Closed lgaetz closed 12 years ago
I am beginning to think that it is get_url_contents which is failing here because the google results come in frames, it could be that get_url_contents is grabbing the contents of the wrong frame
For Truelocal.com.au I have a preliminary regex that seems to be working which I note here so I don't lose it:
$pattern = "/www\.truelocal\.com\.au\/business\/(.{3,40})\/.*$num1\+$num2\+$num3/";
with the phone number split into segments of 2,4,4. and currently this module splits landlines into 2,4,4 but mobile numbers are split 4,3,3 so mobile numbers will fail. It is not great but it actually works with is more than I can say for most of what I accomplished this afternoon.

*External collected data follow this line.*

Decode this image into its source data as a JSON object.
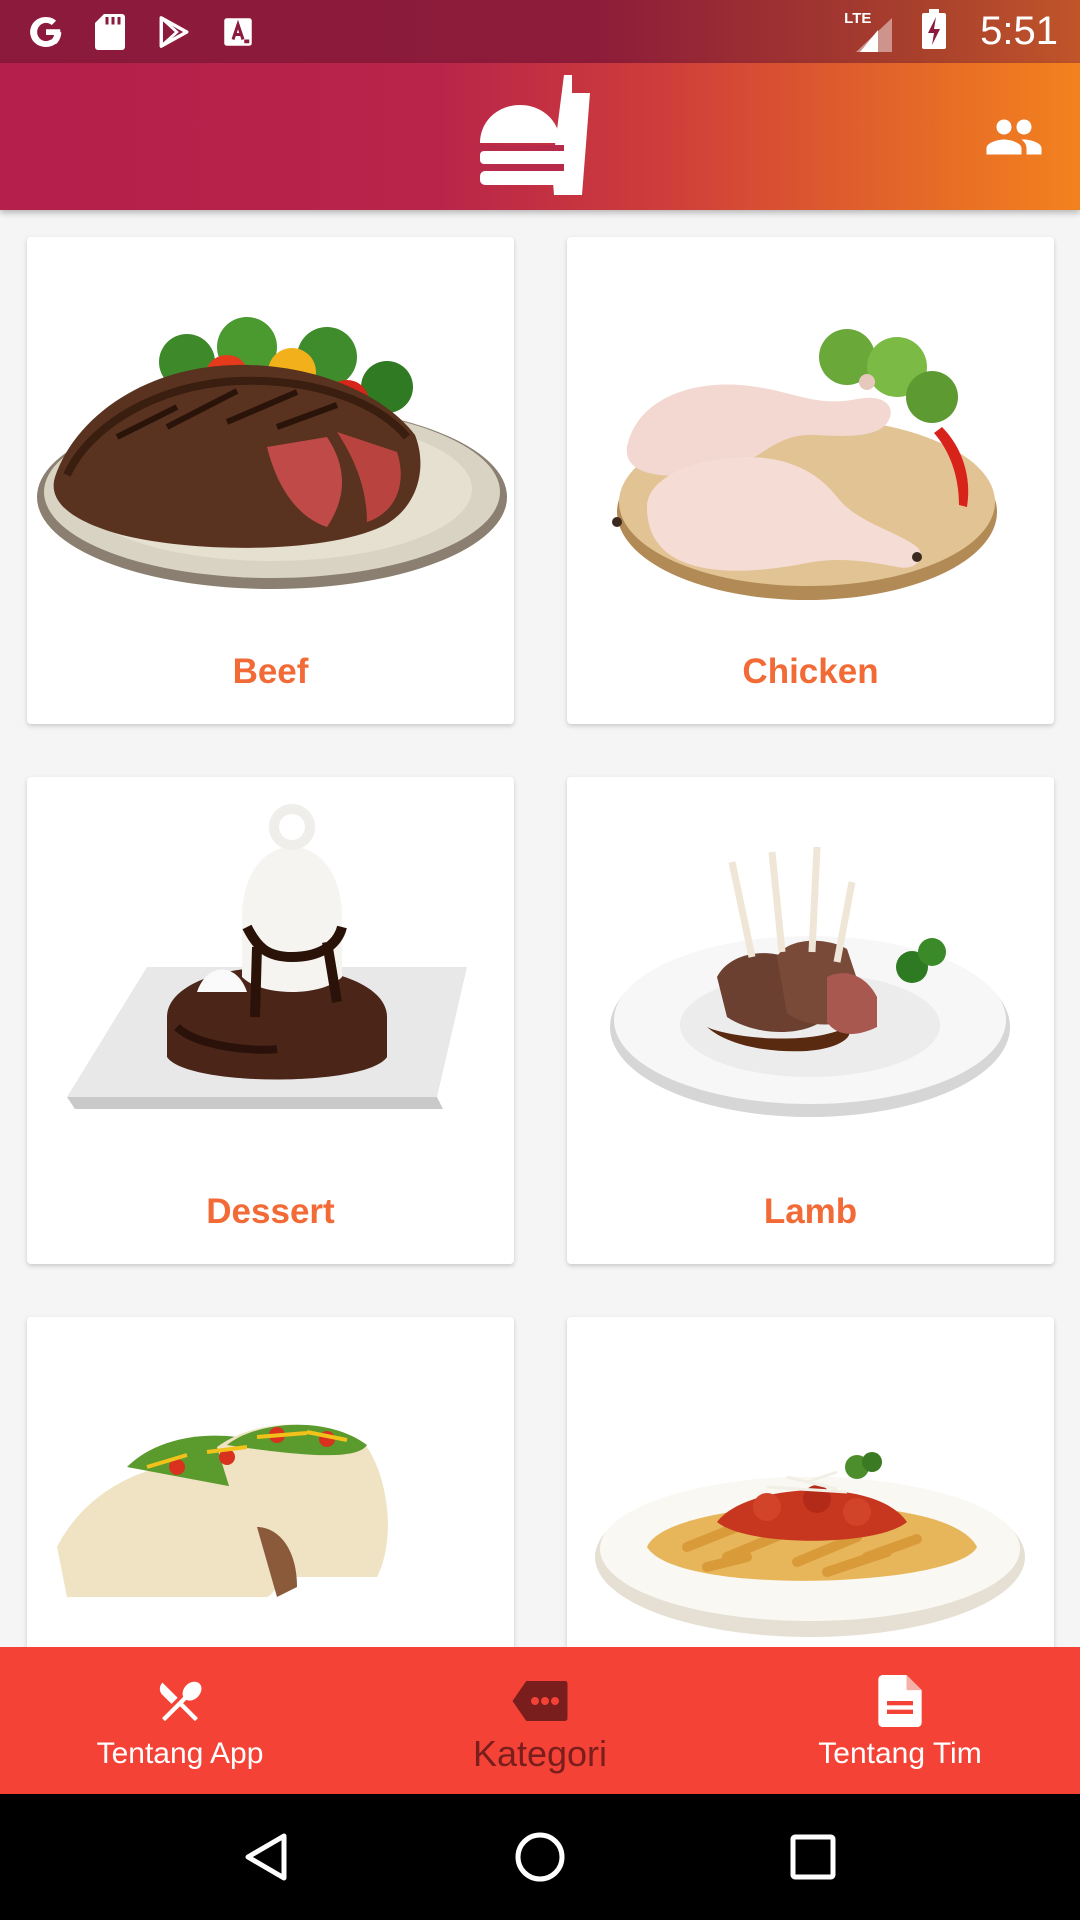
{
  "status_bar": {
    "time": "5:51",
    "network": "LTE",
    "left_icons": [
      "google-icon",
      "sd-card-icon",
      "play-store-icon",
      "text-a-icon"
    ]
  },
  "app_bar": {
    "logo": "burger-drink-logo",
    "action_icon": "people-icon"
  },
  "categories": [
    {
      "label": "Beef",
      "image": "steak-plate"
    },
    {
      "label": "Chicken",
      "image": "raw-chicken-board"
    },
    {
      "label": "Dessert",
      "image": "brownie-sundae"
    },
    {
      "label": "Lamb",
      "image": "lamb-rack-plate"
    },
    {
      "label": "",
      "image": "tacos"
    },
    {
      "label": "",
      "image": "penne-pasta"
    }
  ],
  "bottom_nav": {
    "items": [
      {
        "label": "Tentang App",
        "icon": "utensils-icon",
        "active": false
      },
      {
        "label": "Kategori",
        "icon": "tag-icon",
        "active": true
      },
      {
        "label": "Tentang Tim",
        "icon": "document-icon",
        "active": false
      }
    ]
  },
  "colors": {
    "accent_text": "#f26a36",
    "bottom_nav": "#f44336",
    "active_nav": "#7a1d1d",
    "app_bar_start": "#b41f4b",
    "app_bar_end": "#f3821e"
  }
}
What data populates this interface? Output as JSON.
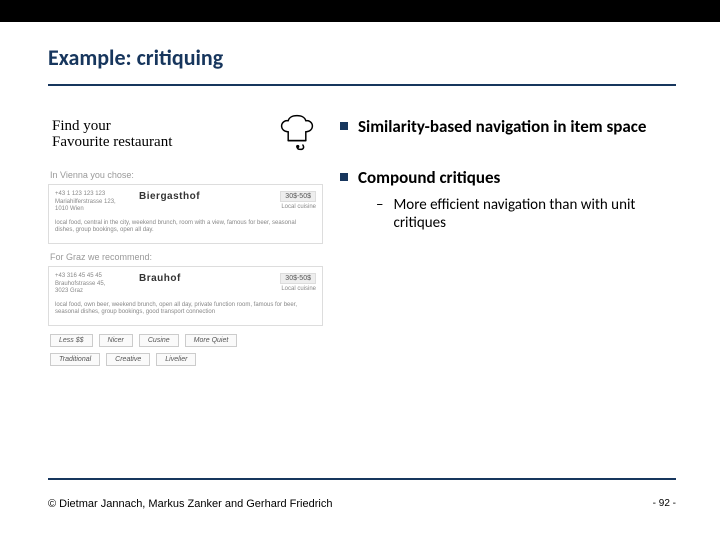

for yellowpages.com.au, this regex is mostly working:
$pattern ="/<a href=\"\/url\?q=http:\/\/www\.yellowpages\.com\.au\/.+\">(.{2,30})[ ]-[ ].+Phone number .<b>".$num1.".[ ]".$num2."[ ]".$num3."/";
Better working regex for Truelocal: $pattern = "/www.truelocal.com.au\/business\/.+?\">(.+?),[ ].+?\/.*$num1+$num2+$num3/";
I have always been weak at structuring (even reading) regex's and got a lot of clarification from this site: www.regular-expressions.info
This is the best I could come up with for yellowpages.com.au:
"/<a href=\"\/url\?q=http:\/\/www\.yellowpages\.com\.au\/.+?\">(.*?) - .{1,200}.{0,3}$num1.{0,3}$num2.{0,3}$num3<\/b>\./"
Still not great. Google results include the searched phone number with a bunch of different names with only very subtle differences between them. I have not been able to get a decent regex that can distinguish the good name from all the others.
Above commit is a nearly perfect combination of URL and REGEX for yellowpages. Still outstanding on this ticket are Superpages and googlemaps
Superpages.com.au fix was commited with #0e65acb and is ready for testing.
I can't get any useful reverse number results from maps.google.com.au. Unless someone can figure out how to structure a URL, this source looks like it should be deprecated.
Truelocal has possibility of returning a false CNAM. If Google is unable to get a single result it will substitute those that are close which could match the regex as it is currently defined. Need to check URL contents for:
No results found for <google search string>
and if present, abandon lookup.
Nothing back from OP on this issue, so am assuming no news is good news
All of theses lookup sources: maps.google.com.au superpages trulocal yellowpages
Use google to search with since none have a reverse number search. Google seems to still yield results, but none of them are returning CNAM. My quess is that the output format of google has changed and the regex needs attention.